Rutland is the smallest county in England, and indeed the smallest of them all after Clackmannanshire and Kinross-shire.
It sits squarely in the Midlands, between Northamptonshire to the south, Lincolnshire to the east and Leicestershire to the west.
Rutland is almost entirely agricultural, the only towns of any size being Oakham and Uppingham, both small and charming. Elsewhere Rutland is characterized by delightful villages, distinct according to their location: those in the east of the county are built mostly in oolitic limestone, those in the south and west more in warm limestone.
Rutland is a well watered place; the Eye Brook, the Chater, and the Gwash flowing through green vales between rolling hills. The south-eastern border is the Welland. The Gwash was dammed in the 1970s, flooding a huge area for a reservoir; Rutland Water. Although its construction was the subject of considerable opposition and involved the demolition of the hamlet of Nether Hambleton, Rutland Water today provides a major recreational resource to the county and is a wetland of international wildlife importance. Around Uppingham the ground rises into broken and picturesque scenery.
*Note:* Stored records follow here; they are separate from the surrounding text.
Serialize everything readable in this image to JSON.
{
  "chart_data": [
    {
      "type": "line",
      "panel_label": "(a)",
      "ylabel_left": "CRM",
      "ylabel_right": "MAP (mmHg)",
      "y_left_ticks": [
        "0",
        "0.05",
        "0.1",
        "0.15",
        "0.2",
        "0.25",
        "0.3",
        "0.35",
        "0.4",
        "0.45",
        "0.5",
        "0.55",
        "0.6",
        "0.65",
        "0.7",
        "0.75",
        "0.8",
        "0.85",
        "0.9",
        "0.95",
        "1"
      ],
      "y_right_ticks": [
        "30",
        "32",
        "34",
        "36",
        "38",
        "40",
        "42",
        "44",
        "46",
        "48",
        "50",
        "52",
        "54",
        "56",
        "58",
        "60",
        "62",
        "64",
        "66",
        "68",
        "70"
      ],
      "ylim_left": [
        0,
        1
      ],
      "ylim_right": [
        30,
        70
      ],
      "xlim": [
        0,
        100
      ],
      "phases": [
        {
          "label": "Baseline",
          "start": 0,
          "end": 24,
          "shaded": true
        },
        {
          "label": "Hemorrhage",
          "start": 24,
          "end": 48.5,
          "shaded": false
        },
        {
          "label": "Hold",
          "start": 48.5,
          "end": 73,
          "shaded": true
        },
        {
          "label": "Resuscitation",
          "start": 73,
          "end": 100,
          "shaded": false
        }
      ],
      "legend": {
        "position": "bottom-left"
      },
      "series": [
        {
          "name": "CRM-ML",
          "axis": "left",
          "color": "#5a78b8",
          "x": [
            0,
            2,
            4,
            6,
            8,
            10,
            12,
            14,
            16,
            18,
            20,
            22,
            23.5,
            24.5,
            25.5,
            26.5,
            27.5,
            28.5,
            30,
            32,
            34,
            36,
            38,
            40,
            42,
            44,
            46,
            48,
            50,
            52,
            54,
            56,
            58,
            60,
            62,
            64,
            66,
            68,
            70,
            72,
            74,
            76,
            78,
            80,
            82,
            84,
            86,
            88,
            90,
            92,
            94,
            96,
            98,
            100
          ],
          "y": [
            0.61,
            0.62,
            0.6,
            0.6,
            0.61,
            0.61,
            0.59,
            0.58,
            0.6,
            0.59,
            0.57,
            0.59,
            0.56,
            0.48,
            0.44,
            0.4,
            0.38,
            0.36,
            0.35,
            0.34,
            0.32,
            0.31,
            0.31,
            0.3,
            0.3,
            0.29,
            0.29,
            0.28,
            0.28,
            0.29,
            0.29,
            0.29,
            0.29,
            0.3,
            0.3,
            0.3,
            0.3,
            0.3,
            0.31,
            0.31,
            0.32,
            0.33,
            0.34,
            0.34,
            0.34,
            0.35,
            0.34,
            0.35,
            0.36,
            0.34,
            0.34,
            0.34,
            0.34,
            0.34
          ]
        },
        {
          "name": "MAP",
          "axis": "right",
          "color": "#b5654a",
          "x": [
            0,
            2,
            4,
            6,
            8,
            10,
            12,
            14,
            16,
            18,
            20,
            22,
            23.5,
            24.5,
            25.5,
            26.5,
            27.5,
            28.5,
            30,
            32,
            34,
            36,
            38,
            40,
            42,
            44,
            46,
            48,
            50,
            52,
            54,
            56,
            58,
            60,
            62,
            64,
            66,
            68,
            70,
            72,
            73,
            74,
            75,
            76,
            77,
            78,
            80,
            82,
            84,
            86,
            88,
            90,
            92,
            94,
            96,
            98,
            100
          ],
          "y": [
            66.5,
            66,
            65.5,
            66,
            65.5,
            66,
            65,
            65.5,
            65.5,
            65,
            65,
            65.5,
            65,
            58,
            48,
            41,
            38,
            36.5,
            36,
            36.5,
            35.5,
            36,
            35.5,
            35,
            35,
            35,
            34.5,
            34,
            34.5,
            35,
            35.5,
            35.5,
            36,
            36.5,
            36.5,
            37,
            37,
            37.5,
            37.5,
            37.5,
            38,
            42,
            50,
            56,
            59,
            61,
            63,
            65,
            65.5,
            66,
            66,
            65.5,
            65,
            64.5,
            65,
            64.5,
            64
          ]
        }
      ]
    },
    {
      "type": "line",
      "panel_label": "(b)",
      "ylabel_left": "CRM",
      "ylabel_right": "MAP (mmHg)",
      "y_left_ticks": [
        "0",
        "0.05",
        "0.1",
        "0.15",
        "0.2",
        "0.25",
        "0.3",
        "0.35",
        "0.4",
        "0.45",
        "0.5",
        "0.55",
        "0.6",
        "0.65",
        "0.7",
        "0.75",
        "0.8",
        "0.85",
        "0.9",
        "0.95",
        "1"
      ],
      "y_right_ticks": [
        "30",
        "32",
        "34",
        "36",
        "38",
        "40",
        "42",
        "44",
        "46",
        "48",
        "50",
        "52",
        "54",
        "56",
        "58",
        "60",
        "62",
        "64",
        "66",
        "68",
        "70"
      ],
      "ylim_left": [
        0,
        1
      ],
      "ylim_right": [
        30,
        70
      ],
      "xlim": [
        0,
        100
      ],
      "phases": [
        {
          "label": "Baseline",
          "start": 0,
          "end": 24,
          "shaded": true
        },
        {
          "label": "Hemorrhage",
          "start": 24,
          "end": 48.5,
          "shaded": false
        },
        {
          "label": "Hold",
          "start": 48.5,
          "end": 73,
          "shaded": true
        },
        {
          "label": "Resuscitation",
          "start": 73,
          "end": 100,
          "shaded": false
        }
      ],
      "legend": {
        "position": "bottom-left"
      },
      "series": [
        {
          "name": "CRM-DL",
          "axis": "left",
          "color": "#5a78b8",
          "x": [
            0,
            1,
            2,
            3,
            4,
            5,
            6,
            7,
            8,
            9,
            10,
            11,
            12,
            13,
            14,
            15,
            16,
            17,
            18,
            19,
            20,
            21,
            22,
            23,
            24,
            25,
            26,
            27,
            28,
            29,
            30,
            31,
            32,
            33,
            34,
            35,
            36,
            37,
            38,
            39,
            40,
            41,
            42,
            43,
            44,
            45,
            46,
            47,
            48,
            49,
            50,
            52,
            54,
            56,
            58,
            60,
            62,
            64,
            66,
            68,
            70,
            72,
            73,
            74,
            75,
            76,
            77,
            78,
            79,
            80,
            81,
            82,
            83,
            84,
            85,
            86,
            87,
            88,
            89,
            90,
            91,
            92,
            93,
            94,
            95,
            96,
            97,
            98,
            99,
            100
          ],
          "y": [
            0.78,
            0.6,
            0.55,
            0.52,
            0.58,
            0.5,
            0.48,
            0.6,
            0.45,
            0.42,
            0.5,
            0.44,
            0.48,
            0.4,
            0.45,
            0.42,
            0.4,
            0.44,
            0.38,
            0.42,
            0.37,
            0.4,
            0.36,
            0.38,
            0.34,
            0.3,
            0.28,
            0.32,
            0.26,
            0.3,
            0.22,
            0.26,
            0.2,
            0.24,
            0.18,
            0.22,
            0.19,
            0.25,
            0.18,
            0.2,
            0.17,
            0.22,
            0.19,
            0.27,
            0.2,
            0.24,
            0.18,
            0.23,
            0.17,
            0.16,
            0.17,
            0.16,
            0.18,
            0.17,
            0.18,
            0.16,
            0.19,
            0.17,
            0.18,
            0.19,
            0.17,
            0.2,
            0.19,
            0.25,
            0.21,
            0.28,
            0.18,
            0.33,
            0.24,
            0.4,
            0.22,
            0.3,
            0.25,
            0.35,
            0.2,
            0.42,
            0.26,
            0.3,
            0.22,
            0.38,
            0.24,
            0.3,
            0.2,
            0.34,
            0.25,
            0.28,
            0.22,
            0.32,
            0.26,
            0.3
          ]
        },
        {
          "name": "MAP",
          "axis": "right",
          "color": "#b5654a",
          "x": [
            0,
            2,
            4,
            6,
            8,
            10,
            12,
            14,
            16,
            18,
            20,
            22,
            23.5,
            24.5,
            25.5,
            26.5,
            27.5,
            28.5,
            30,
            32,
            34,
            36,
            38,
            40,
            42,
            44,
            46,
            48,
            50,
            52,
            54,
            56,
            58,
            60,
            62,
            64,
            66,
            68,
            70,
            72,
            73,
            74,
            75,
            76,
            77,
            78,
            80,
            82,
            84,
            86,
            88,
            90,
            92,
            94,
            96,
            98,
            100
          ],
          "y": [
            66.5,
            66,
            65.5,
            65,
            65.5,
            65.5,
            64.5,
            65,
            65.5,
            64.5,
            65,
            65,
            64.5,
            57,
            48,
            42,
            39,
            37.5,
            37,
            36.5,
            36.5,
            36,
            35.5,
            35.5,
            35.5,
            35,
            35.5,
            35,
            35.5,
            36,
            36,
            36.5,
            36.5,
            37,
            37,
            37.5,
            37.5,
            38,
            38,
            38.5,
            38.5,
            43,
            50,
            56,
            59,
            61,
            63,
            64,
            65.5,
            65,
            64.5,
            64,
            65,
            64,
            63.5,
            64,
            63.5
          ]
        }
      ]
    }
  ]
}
The county town, Oakham lies in the Vale of Catmose. It is a small, charming market town centred around a small square and market-cross. Oakham Castle, within the town, is a fortified manor house with an important 12th century great hall and home of an extraordinary collection of presentation horseshoes.
County Town: Oakham
Main Towns: Cottesmore, Ketton, Oakham, Market Overton, Uppingham.
Main Rivers: Welland, Eye, Gwash, Chater.
Highlights: Market place, Oakham; Oakham School; Rutland Water.
Highest Point: Flitteriss Park, 646 feet (SK 827 085).